RC – É um pai, mas não deixa de ser gutural e essa força da natureza. Eu acho que o Kratos é um pouco aquilo que nós todos somos. Partimos de um princípio, quando o conhecemos, que “este gajo é doido, é uma besta, mata família toda”. Mas, no fundo é um revoltado porque quer ser um homem normal. Esta é a dualidade do “ser ou não ser” e todos nós passamos por isso. A própria sociedade obriga-nos a tomar um certo tipo de padrão e porque não podemos ser diferentes? Porque não fazer as coisas à nossa maneira? E, às vezes, até apetece partir tudo… (risos) Eu sou fã do Kratos, confesso. Não sou violento como ele, mas acho que tem um pouco de todos nós. Há sempre uma razão para o que acontece.

Na questão de ser pai, muda a personalidade, não muda a personagem. Mas, o Kratos está mais velho e qual é o homem que não fragiliza perante um filho? Qual é o homem que não fragiliza quando tem consciência que o problema do filho é ele não se assumir como deus? É humano.

W – E essa transformação notou-se nas falas e nas emoções transmitidas.

RC – Nota-se nas falas, nota-se na interacção e na relação dele com o filho. Agora, não altera em nada a dinâmica e o lado guerreiro que eles têm.
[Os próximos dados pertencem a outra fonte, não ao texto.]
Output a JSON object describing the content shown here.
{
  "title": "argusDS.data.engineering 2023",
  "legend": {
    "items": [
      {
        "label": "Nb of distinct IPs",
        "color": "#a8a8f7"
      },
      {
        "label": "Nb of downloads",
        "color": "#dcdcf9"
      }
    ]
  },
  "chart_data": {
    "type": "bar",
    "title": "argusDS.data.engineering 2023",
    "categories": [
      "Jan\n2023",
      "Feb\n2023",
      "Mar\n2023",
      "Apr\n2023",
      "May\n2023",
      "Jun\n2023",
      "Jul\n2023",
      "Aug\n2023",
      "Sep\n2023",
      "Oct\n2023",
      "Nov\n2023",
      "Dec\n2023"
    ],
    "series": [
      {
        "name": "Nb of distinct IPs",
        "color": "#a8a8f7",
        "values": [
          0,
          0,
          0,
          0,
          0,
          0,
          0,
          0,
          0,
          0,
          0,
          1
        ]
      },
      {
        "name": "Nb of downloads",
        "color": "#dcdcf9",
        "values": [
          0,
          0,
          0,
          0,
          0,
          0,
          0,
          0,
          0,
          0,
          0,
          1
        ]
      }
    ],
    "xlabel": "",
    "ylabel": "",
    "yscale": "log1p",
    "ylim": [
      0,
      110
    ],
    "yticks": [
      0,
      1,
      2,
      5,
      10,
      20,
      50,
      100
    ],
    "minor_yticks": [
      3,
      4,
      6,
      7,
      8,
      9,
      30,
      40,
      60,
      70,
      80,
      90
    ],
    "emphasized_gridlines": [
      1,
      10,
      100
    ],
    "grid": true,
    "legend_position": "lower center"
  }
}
Porque o filho está naquela fase de adolescência, quer ir “a todas”. Kratos tenta controlá-lo para que ele aprenda, acima de tudo. Mas, nenhum dos dois perde a sua essência. God of War, continua a ser God of War.

Esta entrevista foi realizada ao vivo. A ordem das questões, assim como a transcrição, é nossa e assumimos algum erro ou imprecisão na gramática. As informações concretas, porém, são inteiramente reproduzidas.